Mr. Sherrod estimated that the ending fund balance at the end of the last fiscal year of $23,091,385 would decrease to $20,475,013 by the end of this fiscal year.

However, all projections about the next budget are preliminary, he said, because of the many issues that will be decided this spring by the Texas Legislature. Legislators will decide on possible teacher pay increases – possibly from $3,000 to $5,000 per teacher – and will tackle allotments, property taxes, and possibly do away with the Cost of Education Index.

WFISD stands to receive a $2.8 million increase in funding based on current year property values if the legislature makes no changes.

Mr. Sherrod emphasized that the District budgets conservatively, counting a fraction of its SHARS reimbursement revenue for Medicaid-eligible services in its budget, and figuring income on only a 98 percent tax collection rate instead of the actual 100 to 101 percent actual rate.

“We start conservatively,” agreed Superintendent Mike Kuhrt.

Fortunately for the school district, the Legislature has declared the twin issues of property tax and school finance as Emergency Issues, which allows legislators to tackle them earlier in the session than they might be addressed ordinarily – and before school districts across the state draw up their budgets for the next fiscal year.

WFISD’s fiscal year begins July 1; a budget must be approved by June 30.
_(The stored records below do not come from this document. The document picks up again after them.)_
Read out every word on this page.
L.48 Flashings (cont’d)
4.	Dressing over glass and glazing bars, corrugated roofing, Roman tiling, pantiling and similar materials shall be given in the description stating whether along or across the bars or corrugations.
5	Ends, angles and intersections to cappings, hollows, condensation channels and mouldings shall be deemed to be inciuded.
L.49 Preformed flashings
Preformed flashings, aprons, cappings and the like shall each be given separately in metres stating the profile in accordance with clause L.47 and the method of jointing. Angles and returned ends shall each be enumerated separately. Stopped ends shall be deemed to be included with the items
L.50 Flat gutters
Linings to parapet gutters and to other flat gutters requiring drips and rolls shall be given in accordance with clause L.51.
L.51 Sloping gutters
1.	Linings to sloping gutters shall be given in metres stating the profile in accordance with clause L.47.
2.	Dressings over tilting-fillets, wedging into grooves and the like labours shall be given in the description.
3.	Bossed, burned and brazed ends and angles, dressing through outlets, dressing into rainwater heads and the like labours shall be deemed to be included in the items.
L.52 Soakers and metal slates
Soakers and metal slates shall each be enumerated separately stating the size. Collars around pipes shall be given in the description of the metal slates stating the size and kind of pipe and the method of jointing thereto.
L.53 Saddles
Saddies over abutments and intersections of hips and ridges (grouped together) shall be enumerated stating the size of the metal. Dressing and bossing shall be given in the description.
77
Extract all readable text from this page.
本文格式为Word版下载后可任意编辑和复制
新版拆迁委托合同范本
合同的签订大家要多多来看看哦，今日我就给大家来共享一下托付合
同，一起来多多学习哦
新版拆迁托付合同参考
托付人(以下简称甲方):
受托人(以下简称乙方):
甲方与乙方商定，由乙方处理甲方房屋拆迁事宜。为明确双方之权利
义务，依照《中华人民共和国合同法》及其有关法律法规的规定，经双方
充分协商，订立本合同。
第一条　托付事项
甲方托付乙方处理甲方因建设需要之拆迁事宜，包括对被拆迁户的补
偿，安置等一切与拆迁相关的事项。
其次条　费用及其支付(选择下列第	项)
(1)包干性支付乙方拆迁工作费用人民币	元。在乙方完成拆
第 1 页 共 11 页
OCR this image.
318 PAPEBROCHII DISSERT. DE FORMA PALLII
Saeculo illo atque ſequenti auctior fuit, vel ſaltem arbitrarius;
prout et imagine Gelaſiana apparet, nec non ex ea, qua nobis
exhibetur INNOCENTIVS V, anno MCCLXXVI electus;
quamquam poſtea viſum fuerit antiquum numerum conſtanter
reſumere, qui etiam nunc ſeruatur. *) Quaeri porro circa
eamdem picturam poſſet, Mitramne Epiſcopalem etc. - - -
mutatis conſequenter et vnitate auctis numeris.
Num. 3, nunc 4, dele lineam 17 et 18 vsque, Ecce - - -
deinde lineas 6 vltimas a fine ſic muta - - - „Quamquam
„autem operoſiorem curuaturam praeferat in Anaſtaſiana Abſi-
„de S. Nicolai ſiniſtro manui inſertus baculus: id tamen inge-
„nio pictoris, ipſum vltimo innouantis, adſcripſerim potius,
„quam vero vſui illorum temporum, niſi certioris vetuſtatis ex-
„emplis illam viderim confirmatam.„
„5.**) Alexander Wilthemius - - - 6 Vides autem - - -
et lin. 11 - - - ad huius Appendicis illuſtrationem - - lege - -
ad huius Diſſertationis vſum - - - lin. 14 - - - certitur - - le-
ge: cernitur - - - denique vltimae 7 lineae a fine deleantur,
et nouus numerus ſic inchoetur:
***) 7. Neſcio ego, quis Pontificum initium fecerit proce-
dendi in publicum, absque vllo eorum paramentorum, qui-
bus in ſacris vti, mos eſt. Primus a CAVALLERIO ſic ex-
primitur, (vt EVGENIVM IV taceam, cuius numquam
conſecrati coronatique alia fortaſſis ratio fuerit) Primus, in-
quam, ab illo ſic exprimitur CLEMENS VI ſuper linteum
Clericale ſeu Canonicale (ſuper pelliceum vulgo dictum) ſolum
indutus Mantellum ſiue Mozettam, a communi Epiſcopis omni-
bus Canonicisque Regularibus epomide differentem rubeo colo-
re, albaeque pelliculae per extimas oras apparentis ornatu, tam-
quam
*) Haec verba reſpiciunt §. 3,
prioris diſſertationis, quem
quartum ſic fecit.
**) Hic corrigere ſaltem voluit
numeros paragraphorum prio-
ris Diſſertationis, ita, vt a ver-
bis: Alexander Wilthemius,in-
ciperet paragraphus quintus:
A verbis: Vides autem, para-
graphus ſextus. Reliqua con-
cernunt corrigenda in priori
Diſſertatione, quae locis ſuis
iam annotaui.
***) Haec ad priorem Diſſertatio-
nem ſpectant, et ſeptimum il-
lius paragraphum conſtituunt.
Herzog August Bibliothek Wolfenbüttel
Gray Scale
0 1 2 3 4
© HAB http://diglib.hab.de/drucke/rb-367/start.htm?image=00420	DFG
If the Legislature changes anything after that date, the District may have to approve an amended budget, with changes that could be significant.

Board members may be forced to sweep up the left-over inequities of the legislature’s dealings, said Mr. Kuhrt. For example, the bills before the legislature grant raises to teachers, but not to librarians, counselors, nurses, or diagnosticians – many of whom have master’s degrees in order to work in their specialty fields. “Do we adjust that?” asked Mr. Kuhrt. The board would have to decide what funding source they would use to equalize pay and where to find the 7.1 percent in extra funding that any pay raise will require the District to contribute in the form of retirement contributions.

Because of this, WFISD has no recommendation at this time for salary increases for any of its staff.

Applicant Pool

In a 7-0 vote, board members approved the certified applicant pool, hiring four teachers with 11 years of total experience, and an Education Center employee with a speech language pathologist (SLP) license.

A resolution relating to commencement activities that was listed in the board agenda was not addressed in this meeting.